For, Friday, May 15, 2015

The first movie to be adapted from a “Saturday Night Live” skit was “The Blues Brothers” (rated R for language), which was a tremendous success, despite being a troubled production that went well over its budget.

Dan Aykroyd and John Belushi created the respective characters of Elwood and Jake Blues, with the back story that they were raised in a Chicago orphanage where a janitor introduced them to black culture, and especially black music.
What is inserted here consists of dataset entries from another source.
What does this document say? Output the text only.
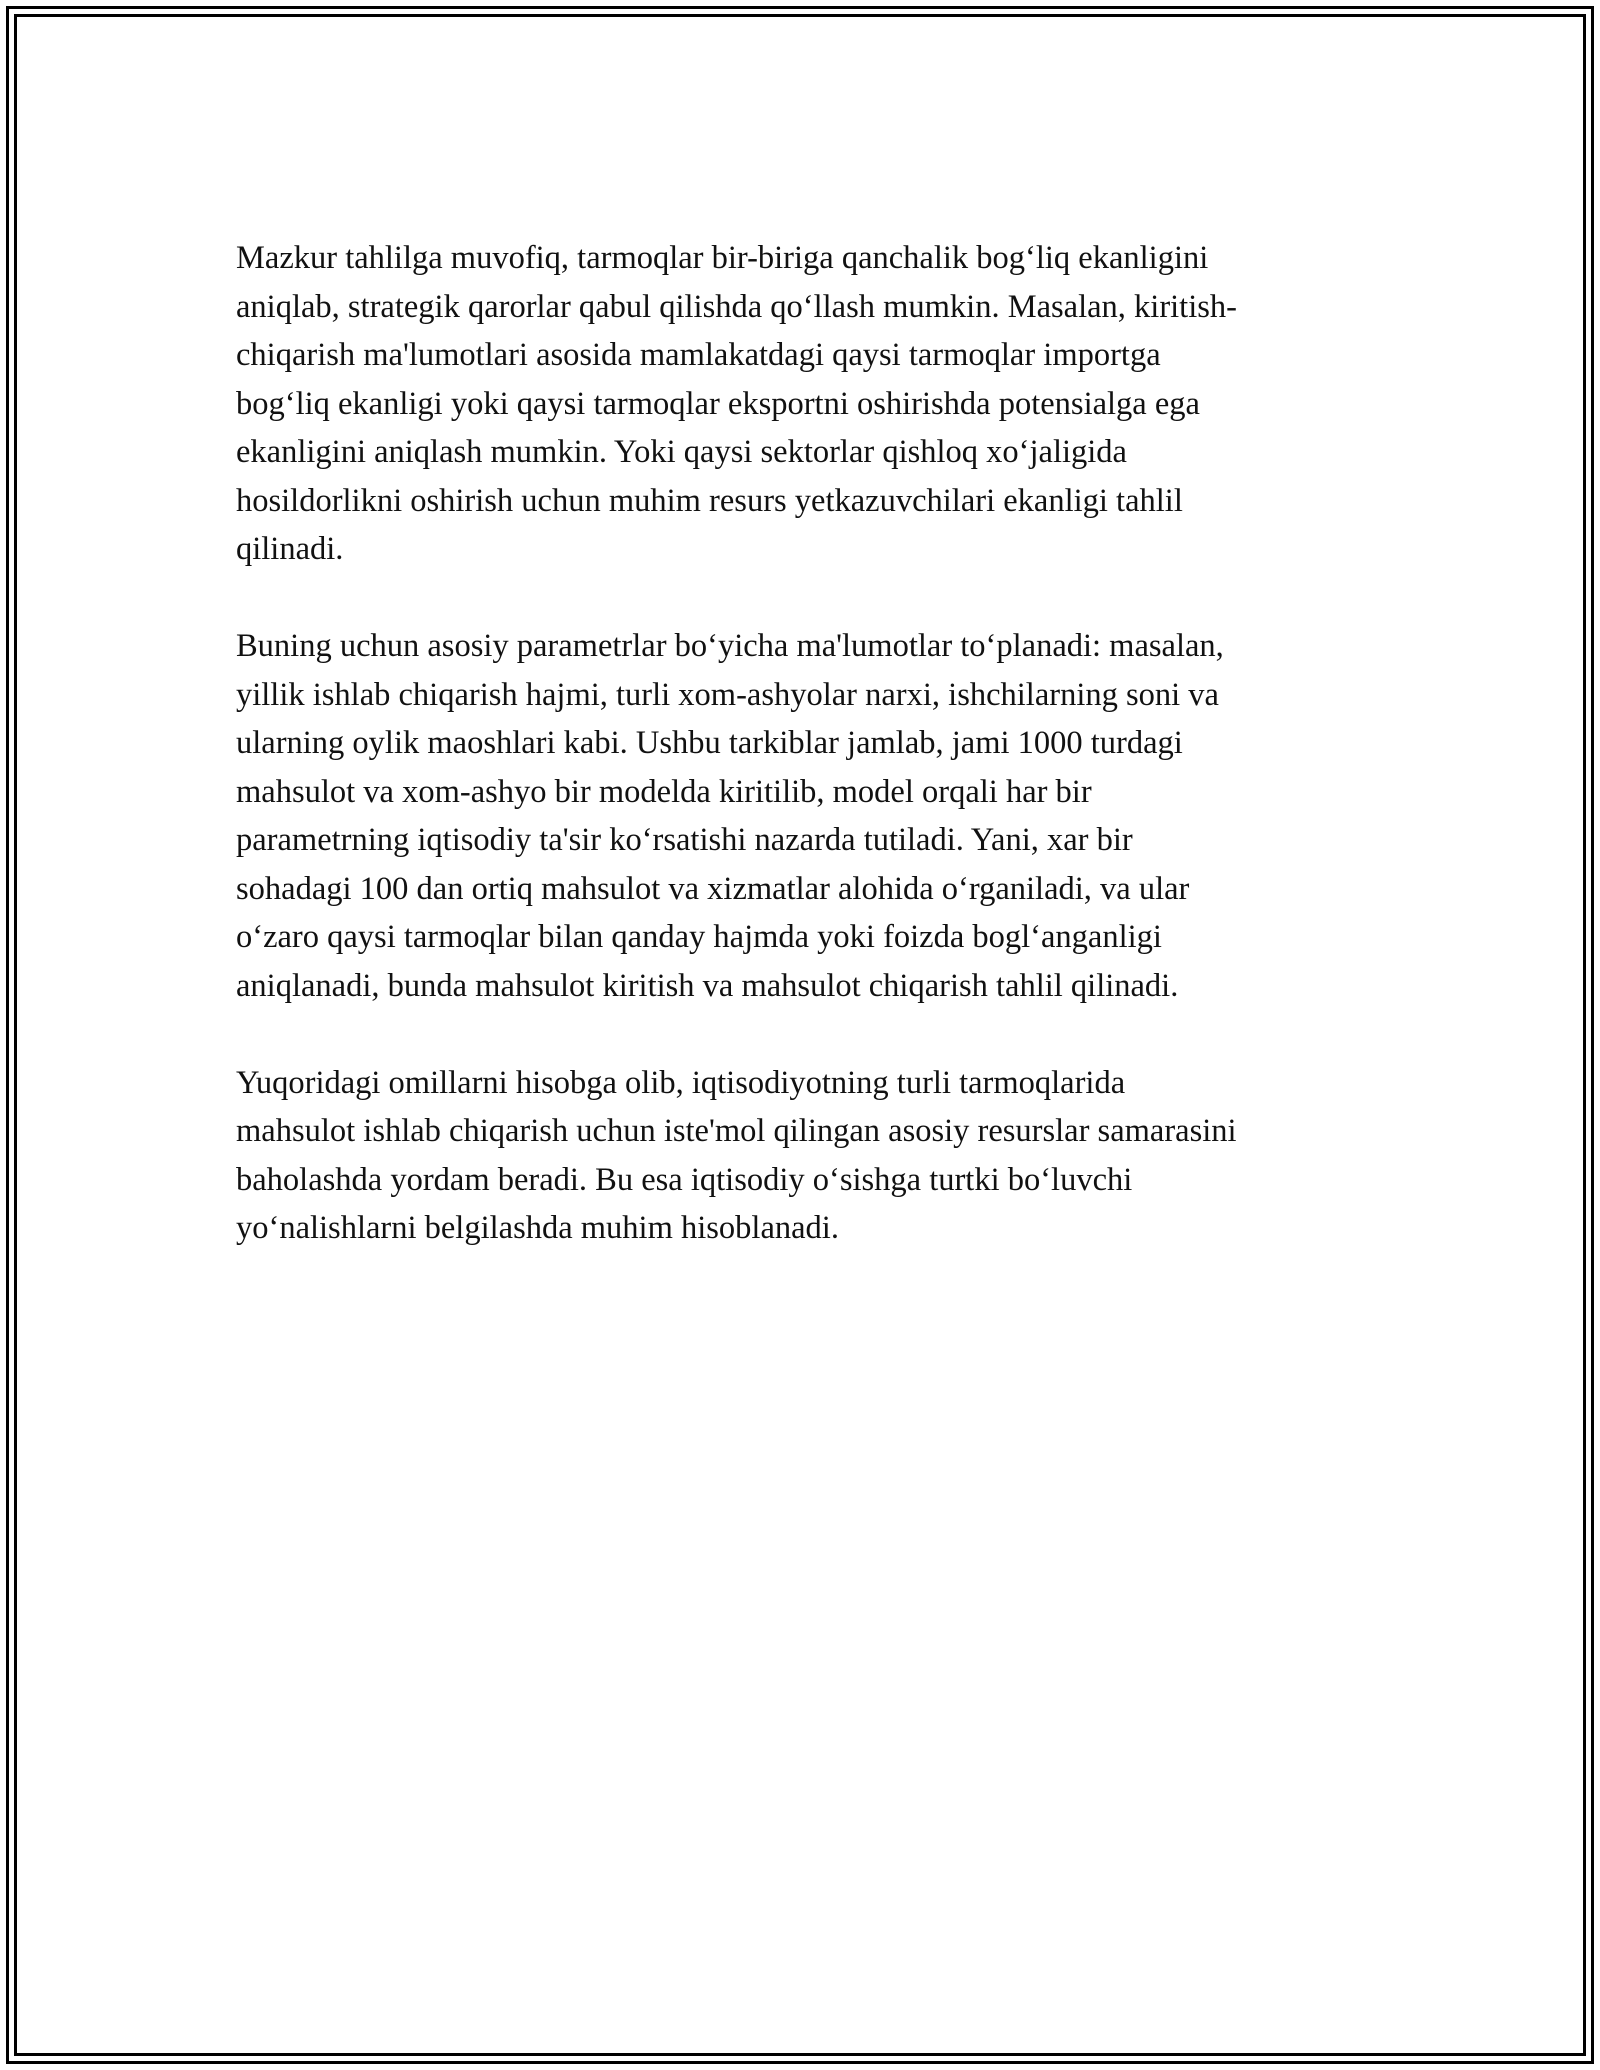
Mazkur tahlilga muvofiq, tarmoqlar bir-biriga qanchalik bog‘liq ekanligini
aniqlab, strategik qarorlar qabul qilishda qo‘llash mumkin. Masalan, kiritish-
chiqarish ma'lumotlari asosida mamlakatdagi qaysi tarmoqlar importga
bog‘liq ekanligi yoki qaysi tarmoqlar eksportni oshirishda potensialga ega
ekanligini aniqlash mumkin. Yoki qaysi sektorlar qishloq xo‘jaligida
hosildorlikni oshirish uchun muhim resurs yetkazuvchilari ekanligi tahlil
qilinadi.

Buning uchun asosiy parametrlar bo‘yicha ma'lumotlar to‘planadi: masalan,
yillik ishlab chiqarish hajmi, turli xom-ashyolar narxi, ishchilarning soni va
ularning oylik maoshlari kabi. Ushbu tarkiblar jamlab, jami 1000 turdagi
mahsulot va xom-ashyo bir modelda kiritilib, model orqali har bir
parametrning iqtisodiy ta'sir ko‘rsatishi nazarda tutiladi. Yani, xar bir
sohadagi 100 dan ortiq mahsulot va xizmatlar alohida o‘rganiladi, va ular
o‘zaro qaysi tarmoqlar bilan qanday hajmda yoki foizda bogl‘anganligi
aniqlanadi, bunda mahsulot kiritish va mahsulot chiqarish tahlil qilinadi.

Yuqoridagi omillarni hisobga olib, iqtisodiyotning turli tarmoqlarida
mahsulot ishlab chiqarish uchun iste'mol qilingan asosiy resurslar samarasini
baholashda yordam beradi. Bu esa iqtisodiy o‘sishga turtki bo‘luvchi
yo‘nalishlarni belgilashda muhim hisoblanadi.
On “Saturday Night Live” the Blues Brothers skits were musical in nature as the two comics wore dark sunglasses, white shirts, black suits, ties and hats, and sang, danced and jumped to music played by guest musicians as the Blues Brothers Band.


Aretha Franklin shows 'The Blues Brothers' how it's done.

“The Blues Brothers” movie opens with Jake being released from prison and Elwood picking him up in the Bluesmobile. They visit a nun (Kathleen Freeman) at the Catholic orphanage where they were raised, whom they refer to as “The Penguin,” and she informs them that the facility is about to close because there’s no money for property taxes.

When Elwood and Jake offer to get the money, she chastises them for considering thievery and informs them that she won’t accept any money that isn’t legally obtained, warning the brothers to redeem themselves.

So they accept that they’re on “a mission from God” and set out to re-form their band and earn money the old-fashioned way, despite leaving in their wake a passel of enemies and a mountain of wrecked cars.

Directed by the less-than-subtle John Landis, “The Blues Brothers” in many ways resembles “It’s a Mad Mad Mad Mad World” — but with more car crashes.


Destruction comedy can wear on the audience if it goes on too long, and the car chases/crashes here do go on too long. But there’s some good comedy in between, even better musical numbers (especially Aretha Franklin and Calloway), and star cameos galore, including Carrie Fisher, John Candy, Ray Charles, James Brown, Henry Gibson, Twiggy, Muppeteer/filmmaker Frank Oz, future Pee-wee Herman Paul Reubens, and two famous directors, this film’s John Landis and … wait for it … Steven Spielberg.

This is one of those movies that benefits from a theater-screen showing because it’s a big film and all the destruction is pre-computer animation, meaning the cars and sets being destroyed are real. (Of course, the advantage at home is you can fast-forward through some of it.)

I’ll be checking it out on the big screen for the first time in 35 years. Can’t wait.

“The Blues Brothers” — whose R rating is for several (unnecessary) f-words — is playing at several local Cinemark theaters as part of the national chain’s latest classic-movies cycle.

You can see it on Sunday, May 17, at 2 p.m., and on Wednesday, May 20, at 2 and 7 p.m.